La historia me recordó a otra similar de hace algunos años más. La de la madre de un adolescente diagnosticado de una enfermedad incurable. Una dolencia que le mantuvo los últimos meses de su vida postrado en una cama de hospital y lejos de las aulas de un conocido centro religioso madrileño en el que estudiaba y que en este caso se comportó con una ejemplaridad sobresaliente. 

El centro facilitó que aquella pobre mujer pudiera recurrir a la solidaridad de las familias de los alumnos, compañeros de su hijo y que, con una donación masiva, de pocos euros por cabeza, ayudaron a costear el entierro del pequeño y también un billete de avión para su hermanita, que vivía fuera de España, y que no quería dejar de despedirse de su hermano. Hermoso final para una historia cruel, como cruel e injusta es la vida misma.

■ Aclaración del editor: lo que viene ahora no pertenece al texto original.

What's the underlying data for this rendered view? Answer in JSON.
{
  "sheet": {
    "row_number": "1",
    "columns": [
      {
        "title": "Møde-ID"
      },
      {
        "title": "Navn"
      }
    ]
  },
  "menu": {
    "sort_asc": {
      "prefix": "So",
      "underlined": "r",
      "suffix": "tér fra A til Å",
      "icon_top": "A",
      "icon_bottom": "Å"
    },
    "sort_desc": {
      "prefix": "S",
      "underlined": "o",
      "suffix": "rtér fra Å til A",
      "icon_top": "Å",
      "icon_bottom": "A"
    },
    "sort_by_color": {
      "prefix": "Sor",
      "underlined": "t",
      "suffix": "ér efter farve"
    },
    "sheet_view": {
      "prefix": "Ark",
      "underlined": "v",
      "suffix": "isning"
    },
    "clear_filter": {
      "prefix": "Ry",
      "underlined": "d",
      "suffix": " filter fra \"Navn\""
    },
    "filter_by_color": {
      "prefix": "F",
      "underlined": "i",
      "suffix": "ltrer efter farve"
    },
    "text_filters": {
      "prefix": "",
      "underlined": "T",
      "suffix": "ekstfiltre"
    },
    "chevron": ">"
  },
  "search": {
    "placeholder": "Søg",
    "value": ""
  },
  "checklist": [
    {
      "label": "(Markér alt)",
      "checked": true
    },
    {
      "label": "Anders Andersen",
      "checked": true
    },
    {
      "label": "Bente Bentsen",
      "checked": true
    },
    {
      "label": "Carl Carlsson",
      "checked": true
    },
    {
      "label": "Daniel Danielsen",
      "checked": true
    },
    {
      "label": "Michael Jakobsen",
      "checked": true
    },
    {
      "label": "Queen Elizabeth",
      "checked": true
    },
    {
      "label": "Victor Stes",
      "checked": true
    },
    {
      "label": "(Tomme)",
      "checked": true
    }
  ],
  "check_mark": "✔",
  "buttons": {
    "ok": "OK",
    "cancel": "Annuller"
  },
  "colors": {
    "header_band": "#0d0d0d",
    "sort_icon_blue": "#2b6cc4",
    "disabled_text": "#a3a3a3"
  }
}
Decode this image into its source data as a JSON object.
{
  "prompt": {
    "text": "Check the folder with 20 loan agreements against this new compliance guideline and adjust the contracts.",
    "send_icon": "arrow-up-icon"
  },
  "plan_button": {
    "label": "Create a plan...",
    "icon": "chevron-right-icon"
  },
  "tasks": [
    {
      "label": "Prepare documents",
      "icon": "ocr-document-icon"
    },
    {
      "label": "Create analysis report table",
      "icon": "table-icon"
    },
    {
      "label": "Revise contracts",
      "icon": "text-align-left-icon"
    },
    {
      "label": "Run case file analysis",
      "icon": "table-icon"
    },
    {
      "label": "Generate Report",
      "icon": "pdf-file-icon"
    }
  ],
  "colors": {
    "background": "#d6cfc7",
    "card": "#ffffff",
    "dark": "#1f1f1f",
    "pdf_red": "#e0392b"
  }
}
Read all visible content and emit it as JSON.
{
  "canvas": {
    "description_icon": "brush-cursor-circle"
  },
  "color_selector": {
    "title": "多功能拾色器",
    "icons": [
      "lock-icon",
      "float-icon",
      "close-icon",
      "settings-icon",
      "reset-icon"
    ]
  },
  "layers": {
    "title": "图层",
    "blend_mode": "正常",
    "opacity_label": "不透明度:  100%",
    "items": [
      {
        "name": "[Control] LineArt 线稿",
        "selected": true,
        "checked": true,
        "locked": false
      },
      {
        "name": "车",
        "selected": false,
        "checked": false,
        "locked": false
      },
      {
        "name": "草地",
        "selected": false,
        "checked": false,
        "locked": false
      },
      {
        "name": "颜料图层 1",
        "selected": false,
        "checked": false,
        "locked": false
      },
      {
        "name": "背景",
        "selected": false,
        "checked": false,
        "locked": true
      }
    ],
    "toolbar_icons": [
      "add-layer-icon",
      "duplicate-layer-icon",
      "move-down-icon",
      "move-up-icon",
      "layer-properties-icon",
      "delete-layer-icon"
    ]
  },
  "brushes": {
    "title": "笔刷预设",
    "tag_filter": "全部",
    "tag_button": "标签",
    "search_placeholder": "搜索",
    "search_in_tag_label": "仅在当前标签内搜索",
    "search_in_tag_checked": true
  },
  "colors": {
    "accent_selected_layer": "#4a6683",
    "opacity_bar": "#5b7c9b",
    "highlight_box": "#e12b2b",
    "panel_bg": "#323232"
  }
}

¡La Intrahistoria estúpidos!… la Intrahistoria

Me viene a la cabeza en este punto aquel concepto de ‘Intrahistoria’ del gran Unamuno. Comparaba don Miguel la Historia ‘oficial’, la de los periódicos, con la ‘real’, la de millones de personas anónimas, con todo lo que les ocurría y que no salía en la prensa. Tan es así que una vieja máxima periodística dice que los pobres, solo salen en la prensa cuando les ocurre algo malo. Así parece, desde luego.

Lo único que sigo teniendo claro, en estos convulsos días de dictadores a los que pretende homenajearse después de muertos es que, a pesar del Concilio Vaticano II y de sus directrices, que al menos para los católicos -como lo son estos ricos de oropel y largos apellidos- deberían ser de obligado cumplimiento, ni somos iguales ante la vida, ni lo somos tras la muerte. Es cierto, ‘ma non troppo’, ese viejo dicho de mi tierra: ‘La vida es como una partida de ajedrez en la que, cuando el juego termina, todas las fichas, desde el peón hasta el rey, van a la misma caja’… ¿a la misma? A mí no me lo parece.